Стало скучно, буденно, вернулись свои мысли, - замолчал и стал пить чай…
…Вечером Нонна приехала за ним на лодке, повезла на острова, говорили о пустяках, Нонна рассказывала о своих делах и знакомых, о экзаменах, о студенческих комкомах, - Волга была просторна и благостна, гребла Нонна.
- Ну, как же студенты смотрят, понимают? Какие песни поют?
- Песни поют старые, все попрежнему о прекрасном, - студенты хорошие ребята, и всем нам приходится все наново строить, все разрушено… Я стараюсь быть все время в университете: дома мертвь, тоска, развал, все в прошлом, шипение, - вот я и хожу по этому дому только к Панкрату Иванычу, о чем он мечтал всю жизнь, приходит. Но я пойду по другому пути. Ты знаешь, как мы жили? - кем я не была, - и торговкой, ездила за мукой и бараниной, и за керосином, по Волге, и на пароходах, и артельно на лодках, бечевой по берегу, - была дровосеком, месяц в году по осени жила в лесу, дрова рубила на зиму, была грузчиком - разгружала вагоны и баржи, - контрабандой носила из-за Волги от немцев муку, туда шла девушкой, оттуда - беременной бабой, и окопы рыла… Жили упорно. Вот эта жизнь меня и научила понимать ее жизнь: никогда и нигде я не пропаду!.. Вот, я учусь петь, на фоне юридические науки изучаю, - а мне бы командиром парохода быть!.. Мать рушится, как дом… а я могу Волгу переплыть, четыре версты…
- Да дом разрушился…
- А знаешь, что я чуть-чуть было не сделала? - хотела было прошлой весной взять дом в аренду, у меня есть приятели - артельно отремонтировать его своими руками, конечно, - выгнать всю шантропу прошлогоднюю, как летошний снег, чтобы дом не рушился… Да я его еще возьму. У меня к нему странная привязанность, к дому, - я вот собираю все, что в нем осталось, какие-то старые тряпки, ненужные книги, вещи, - нашла где-то щипцы, которым лет сто, для оправления сальных свечей, берегу их, это остатки какой-то культуры, которой у меня нет… Дом я возьму в свои руки, только торговой пристани там уже не будет, - я все дворы засажу листвою, пусть растет, и так засажу, чтобы ни одной тропинки, запутайся, глаза выколи!..
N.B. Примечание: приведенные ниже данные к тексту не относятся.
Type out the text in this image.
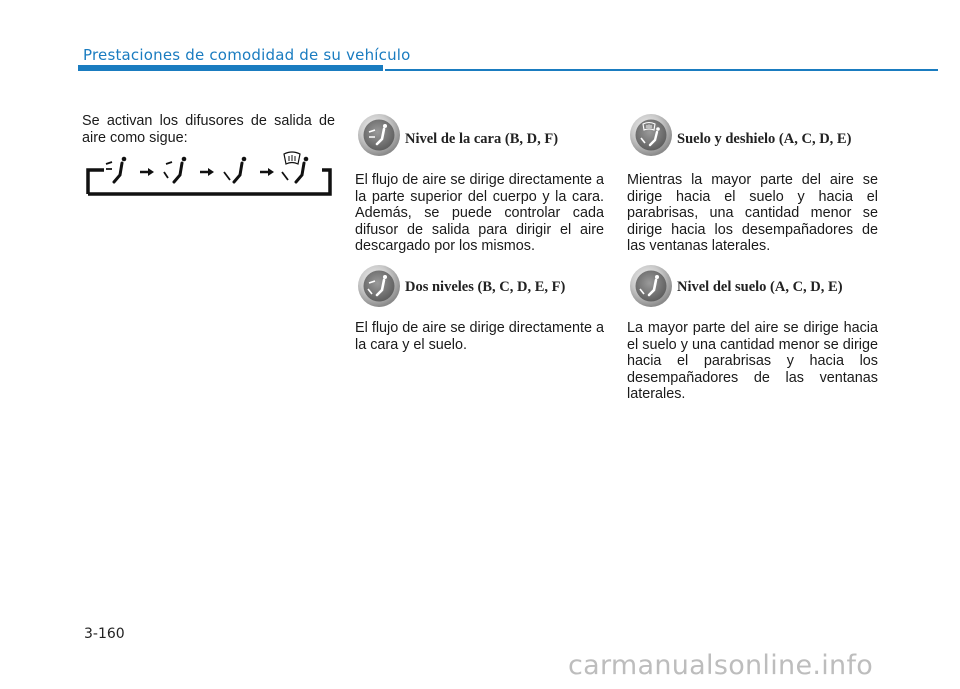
Prestaciones de comodidad de su vehículo

Se activan los difusores de salida de aire como sigue:	Nivel de la cara (B, D, F)

El flujo de aire se dirige directamente a la parte superior del cuerpo y la cara. Además, se puede controlar cada difusor de salida para dirigir el aire descargado por los mismos.

Dos niveles (B, C, D, E, F)

El flujo de aire se dirige directamente a la cara y el suelo.

Suelo y deshielo (A, C, D, E)

Mientras la mayor parte del aire se dirige hacia el suelo y hacia el parabrisas, una cantidad menor se dirige hacia los desempañadores de las ventanas laterales.

Nivel del suelo (A, C, D, E)

La mayor parte del aire se dirige hacia el suelo y una cantidad menor se dirige hacia el parabrisas y hacia los desempañadores de las ventanas laterales.

3-160
carmanualsonline.info
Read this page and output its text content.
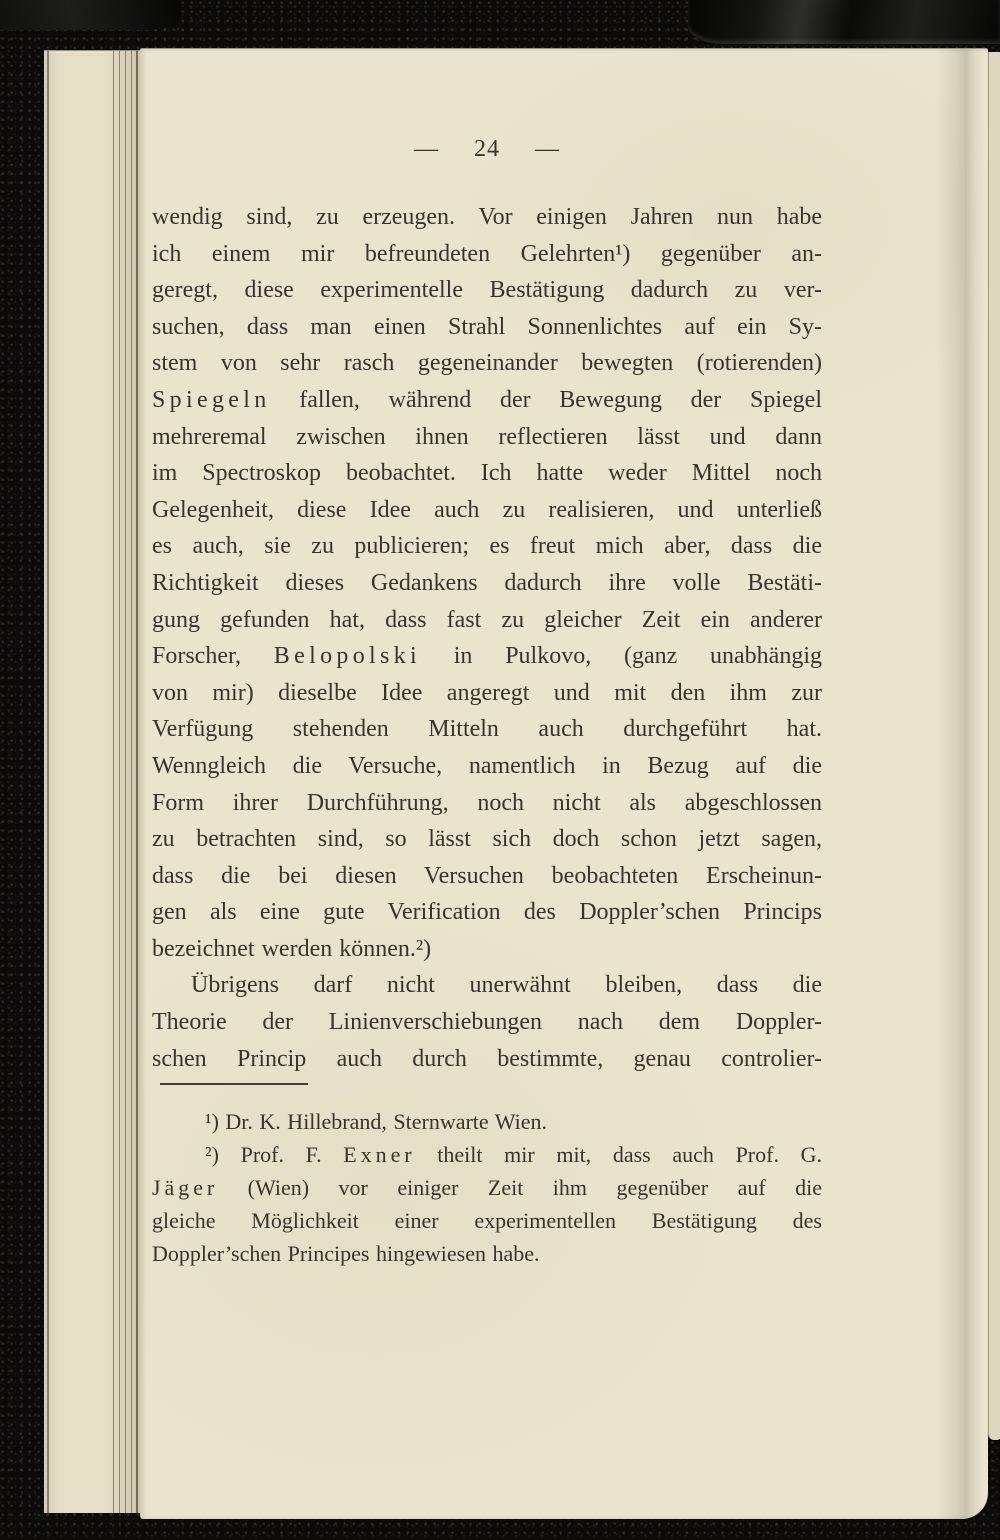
— 24 —
wendig sind, zu erzeugen. Vor einigen Jahren nun habe
ich einem mir befreundeten Gelehrten¹) gegenüber an-
geregt, diese experimentelle Bestätigung dadurch zu ver-
suchen, dass man einen Strahl Sonnenlichtes auf ein Sy-
stem von sehr rasch gegeneinander bewegten (rotierenden)
Spiegeln fallen, während der Bewegung der Spiegel
mehreremal zwischen ihnen reflectieren lässt und dann
im Spectroskop beobachtet. Ich hatte weder Mittel noch
Gelegenheit, diese Idee auch zu realisieren, und unterließ
es auch, sie zu publicieren; es freut mich aber, dass die
Richtigkeit dieses Gedankens dadurch ihre volle Bestäti-
gung gefunden hat, dass fast zu gleicher Zeit ein anderer
Forscher, Belopolski in Pulkovo, (ganz unabhängig
von mir) dieselbe Idee angeregt und mit den ihm zur
Verfügung stehenden Mitteln auch durchgeführt hat.
Wenngleich die Versuche, namentlich in Bezug auf die
Form ihrer Durchführung, noch nicht als abgeschlossen
zu betrachten sind, so lässt sich doch schon jetzt sagen,
dass die bei diesen Versuchen beobachteten Erscheinun-
gen als eine gute Verification des Doppler’schen Princips
bezeichnet werden können.²)
Übrigens darf nicht unerwähnt bleiben, dass die
Theorie der Linienverschiebungen nach dem Doppler-
schen Princip auch durch bestimmte, genau controlier-
¹) Dr. K. Hillebrand, Sternwarte Wien.
²) Prof. F. Exner theilt mir mit, dass auch Prof. G.
Jäger (Wien) vor einiger Zeit ihm gegenüber auf die
gleiche Möglichkeit einer experimentellen Bestätigung des
Doppler’schen Principes hingewiesen habe.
Нонна зачерпнула за бортом горстью воду, попила из горсти.
- Зачем ты сырую воду? -
- Пустяки, то ли бывает, - и запела незнакомую песню, очень дремучую.
- Что это ты поешь? -
- А это разбойничья песня, сложена по преданию, при Пугачеве… Я о Пугачеве реферат писала, хороший был человек, люблю таких…
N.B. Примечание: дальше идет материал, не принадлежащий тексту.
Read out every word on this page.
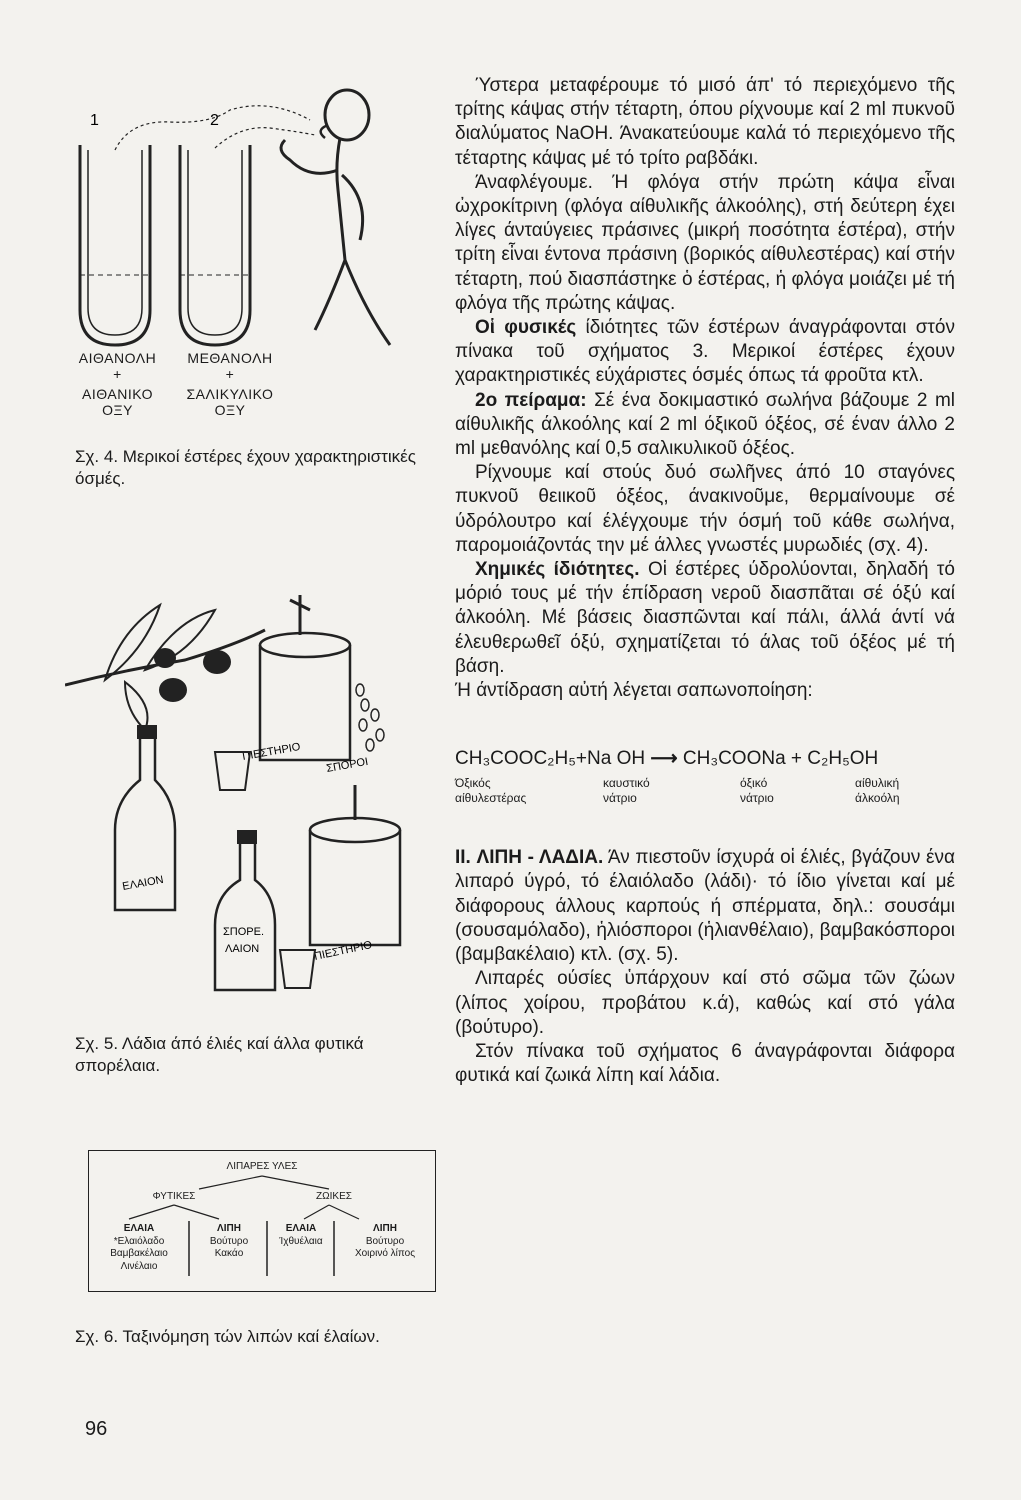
1	2
ΑΙΘΑΝΟΛΗ
+
ΜΕΘΑΝΟΛΗ
+
ΑΙΘΑΝΙΚΟ
ΟΞΥ
ΣΑΛΙΚΥΛΙΚΟ
ΟΞΥ
Σχ. 4. Μερικοί έστέρες έχουν χαρακτηριστικές όσμές.
ΠΙΕΣΤΗΡΙΟ
ΕΛΑΙΟΝ
ΣΠΟΡΟΙ
ΠΙΕΣΤΗΡΙΟ
ΣΠΟΡΕ.
ΛΑΙΟΝ
Σχ. 5. Λάδια άπό έλιές καί άλλα φυτικά σπορέλαια.
ΛΙΠΑΡΕΣ ΥΛΕΣ
ΦΥΤΙΚΕΣ	ΖΩΙΚΕΣ
ΕΛΑΙΑ
*Ελαιόλαδο
Βαμβακέλαιο
Λινέλαιο
ΛΙΠΗ
Βούτυρο
Κακάο
ΕΛΑΙΑ
Ίχθυέλαια
ΛΙΠΗ
Βούτυρο
Χοιρινό λίπος
Σχ. 6. Ταξινόμηση τών λιπών καί έλαίων.

Ύστερα μεταφέρουμε τό μισό άπ' τό περιεχόμενο τῆς τρίτης κάψας στήν τέταρτη, όπου ρίχνουμε καί 2 ml πυκνοῦ διαλύματος NaOH. Άνακατεύουμε καλά τό περιεχόμενο τῆς τέταρτης κάψας μέ τό τρίτο ραβδάκι.

Άναφλέγουμε. Ή φλόγα στήν πρώτη κάψα εἶναι ὠχροκίτρινη (φλόγα αίθυλικῆς άλκοόλης), στή δεύτερη έχει λίγες άνταύγειες πράσινες (μικρή ποσότητα έστέρα), στήν τρίτη εἶναι έντονα πράσινη (βορικός αίθυλεστέρας) καί στήν τέταρτη, πού διασπάστηκε ὁ έστέρας, ἡ φλόγα μοιάζει μέ τή φλόγα τῆς πρώτης κάψας.

Οἱ φυσικές ίδιότητες τῶν έστέρων άναγράφονται στόν πίνακα τοῦ σχήματος 3. Μερικοί έστέρες έχουν χαρακτηριστικές εύχάριστες όσμές όπως τά φροῦτα κτλ.

2ο πείραμα: Σέ ένα δοκιμαστικό σωλήνα βάζουμε 2 ml αίθυλικῆς άλκοόλης καί 2 ml όξικοῦ όξέος, σέ έναν άλλο 2 ml μεθανόλης καί 0,5 σαλικυλικοῦ όξέος.

Ρίχνουμε καί στούς δυό σωλῆνες άπό 10 σταγόνες πυκνοῦ θειικοῦ όξέος, άνακινοῦμε, θερμαίνουμε σέ ύδρόλουτρο καί έλέγχουμε τήν όσμή τοῦ κάθε σωλήνα, παρομοιάζοντάς την μέ άλλες γνωστές μυρωδιές (σχ. 4).

Χημικές ίδιότητες. Οἱ έστέρες ύδρολύονται, δηλαδή τό μόριό τους μέ τήν έπίδραση νεροῦ διασπᾶται σέ όξύ καί άλκοόλη. Μέ βάσεις διασπῶνται καί πάλι, άλλά άντί νά έλευθερωθεῖ όξύ, σχηματίζεται τό άλας τοῦ όξέος μέ τή βάση.

Ή άντίδραση αὐτή λέγεται σαπωνοποίηση:

CH₃COOC₂H₅+Na OH ⟶ CH₃COONa + C₂H₅OH
Όξικός
αίθυλεστέρας
καυστικό
νάτριο
όξικό
νάτριο
αίθυλική
άλκοόλη

II. ΛΙΠΗ - ΛΑΔΙΑ. Άν πιεστοῦν ίσχυρά οἱ έλιές, βγάζουν ένα λιπαρό ύγρό, τό έλαιόλαδο (λάδι)· τό ίδιο γίνεται καί μέ διάφορους άλλους καρπούς ή σπέρματα, δηλ.: σουσάμι (σουσαμόλαδο), ἡλιόσποροι (ἡλιανθέλαιο), βαμβακόσποροι (βαμβακέλαιο) κτλ. (σχ. 5).

Λιπαρές ούσίες ὑπάρχουν καί στό σῶμα τῶν ζώων (λίπος χοίρου, προβάτου κ.ά), καθώς καί στό γάλα (βούτυρο).

Στόν πίνακα τοῦ σχήματος 6 άναγράφονται διάφορα φυτικά καί ζωικά λίπη καί λάδια.

96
- А ты, должно быть, очень на бабку похожа, только времена другие, бабка бранилась - "уу, бурлак, Пугач!"
…Приехали уже поздно. Нонна привязала лодку, вышли из-под забойки, выпрямилась, поправила голос, - и вдруг опять стало ясно, что это Надя, когда-то давно, вот здесь же на забойке, когда на другой день бабушка говорила о кровосмешении… Нонна пошла вперед, привычно, крепкой походкой, красавица, силачка. Домой не заходили, пошли в гостиницу взять вещи, извозчика нанять Нонна не позволила, понесла чемодан на плечах. У дома во мраке кто-то лежал и хрипел. Нонна поставила чемодан и пошла туда, оттуда послышался голос бабушки:
- Э-эх, негодяй, опять надрызгался? Вставай!
Кто-то завозился во мраке, и Нонна появилась не одна: за шиворот она поддерживала сапожника, что жил в спальной бабки, другой рукой взяла чемодан и опять пошла вперед. Ночь была темна. За террасой Волга лежала простором мрака, безмолвием, чуть чуть лишь плескалась вода у разбитой забойки.